On the flip side, packing orders is a chore, as is going to the post office to retrieve the ones that were returned, contacting the buyers, and having them insist that you ship it again even though they’re the one who provided the incomplete address in the first place. To Germany!

As much as you hear about merch sales being the key to making a living as an independent artist (after all, one CD sale is equivalent to 5000 streams), I’m delighted to be done with it.

The main reason is that international shipping is prohibitively expensive, typically $20-30 for a CD. Whereas if you’re in the UK, you can ship that same CD anywhere in the world for $8 or less.

As a result, buyers in the UK are shocked and disgusted when they see a $20 shipping charge, and assume you’re gouging them.
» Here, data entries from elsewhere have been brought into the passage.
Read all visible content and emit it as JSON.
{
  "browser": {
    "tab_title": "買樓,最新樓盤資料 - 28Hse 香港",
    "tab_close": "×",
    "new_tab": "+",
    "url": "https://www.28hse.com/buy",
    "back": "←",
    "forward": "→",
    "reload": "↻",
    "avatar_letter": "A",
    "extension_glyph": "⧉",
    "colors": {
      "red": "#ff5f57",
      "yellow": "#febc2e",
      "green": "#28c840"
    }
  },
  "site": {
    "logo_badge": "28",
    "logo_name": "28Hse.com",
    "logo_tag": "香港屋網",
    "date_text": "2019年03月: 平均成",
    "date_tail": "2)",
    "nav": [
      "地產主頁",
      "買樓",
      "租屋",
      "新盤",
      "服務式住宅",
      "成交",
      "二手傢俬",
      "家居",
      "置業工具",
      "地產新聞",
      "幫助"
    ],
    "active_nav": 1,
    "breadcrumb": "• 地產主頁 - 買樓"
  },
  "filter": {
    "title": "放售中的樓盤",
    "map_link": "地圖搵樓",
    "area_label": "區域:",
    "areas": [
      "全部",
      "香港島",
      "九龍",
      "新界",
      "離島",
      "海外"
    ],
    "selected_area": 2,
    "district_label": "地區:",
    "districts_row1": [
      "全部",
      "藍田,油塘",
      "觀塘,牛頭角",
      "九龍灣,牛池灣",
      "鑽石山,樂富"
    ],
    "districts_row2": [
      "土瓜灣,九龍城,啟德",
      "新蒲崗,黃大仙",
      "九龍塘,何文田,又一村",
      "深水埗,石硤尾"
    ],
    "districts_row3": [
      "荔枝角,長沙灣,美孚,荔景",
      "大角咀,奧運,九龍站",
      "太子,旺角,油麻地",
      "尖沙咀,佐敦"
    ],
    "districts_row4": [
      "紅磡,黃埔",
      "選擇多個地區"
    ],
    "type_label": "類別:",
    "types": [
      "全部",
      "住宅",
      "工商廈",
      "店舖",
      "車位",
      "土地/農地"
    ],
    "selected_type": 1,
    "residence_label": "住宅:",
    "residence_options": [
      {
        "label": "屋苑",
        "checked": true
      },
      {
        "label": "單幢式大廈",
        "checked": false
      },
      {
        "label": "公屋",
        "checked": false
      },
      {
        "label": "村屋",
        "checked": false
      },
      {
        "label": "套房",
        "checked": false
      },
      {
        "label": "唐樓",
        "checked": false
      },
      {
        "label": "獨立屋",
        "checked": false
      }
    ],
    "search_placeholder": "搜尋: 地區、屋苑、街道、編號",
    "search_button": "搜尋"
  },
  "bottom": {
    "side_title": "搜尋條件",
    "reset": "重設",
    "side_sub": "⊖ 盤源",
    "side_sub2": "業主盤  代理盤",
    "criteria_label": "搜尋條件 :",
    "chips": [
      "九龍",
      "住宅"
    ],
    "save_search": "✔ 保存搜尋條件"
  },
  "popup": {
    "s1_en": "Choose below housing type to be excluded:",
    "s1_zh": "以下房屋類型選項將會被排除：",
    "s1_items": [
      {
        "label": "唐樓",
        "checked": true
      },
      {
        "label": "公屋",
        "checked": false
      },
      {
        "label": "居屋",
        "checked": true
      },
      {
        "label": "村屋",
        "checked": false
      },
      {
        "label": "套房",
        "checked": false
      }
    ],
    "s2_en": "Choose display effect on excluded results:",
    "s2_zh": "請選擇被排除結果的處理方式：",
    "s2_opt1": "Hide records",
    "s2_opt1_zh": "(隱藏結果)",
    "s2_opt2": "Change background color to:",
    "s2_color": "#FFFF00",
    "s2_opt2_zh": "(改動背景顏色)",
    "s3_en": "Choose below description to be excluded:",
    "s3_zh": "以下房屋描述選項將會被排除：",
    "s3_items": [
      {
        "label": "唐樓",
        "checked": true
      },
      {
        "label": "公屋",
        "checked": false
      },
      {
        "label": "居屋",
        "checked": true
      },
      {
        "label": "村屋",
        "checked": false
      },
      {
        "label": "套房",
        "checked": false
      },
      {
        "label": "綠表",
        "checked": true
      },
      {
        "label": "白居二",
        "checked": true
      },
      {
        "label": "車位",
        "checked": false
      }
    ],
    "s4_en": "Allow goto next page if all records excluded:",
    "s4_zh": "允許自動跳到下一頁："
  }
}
It’s gotten so bad that every six months when I send out patron CDs, I ship them to a friend in Manchester, order the postage on the Royal Mail site, and then he applies the labels and ships them from there.

And now thanks to tariffs, shipping to the US is even more confusing, though CD and vinyl are exempt for the time being.

Shipping costs are one of the many reasons that I’ll be using elasticStage to manufacture and fulfill orders of my upcoming fourteenth album (link goes to the Countdown page on Spotify).

They ship from London, so buyers won’t pay more for shipping than the product itself!

Ultimately, dropping merch sales from my list of duties puts me closer to my personal ideal: making music anonymously, uploading it to distribution, and… that’s it.

To me, that’s the ultimate definition of a recording artist. No social media “content,” no music videos, no touring, no e-commerce.

No audience? Most likely. For now it’s a matter of striking the right balance.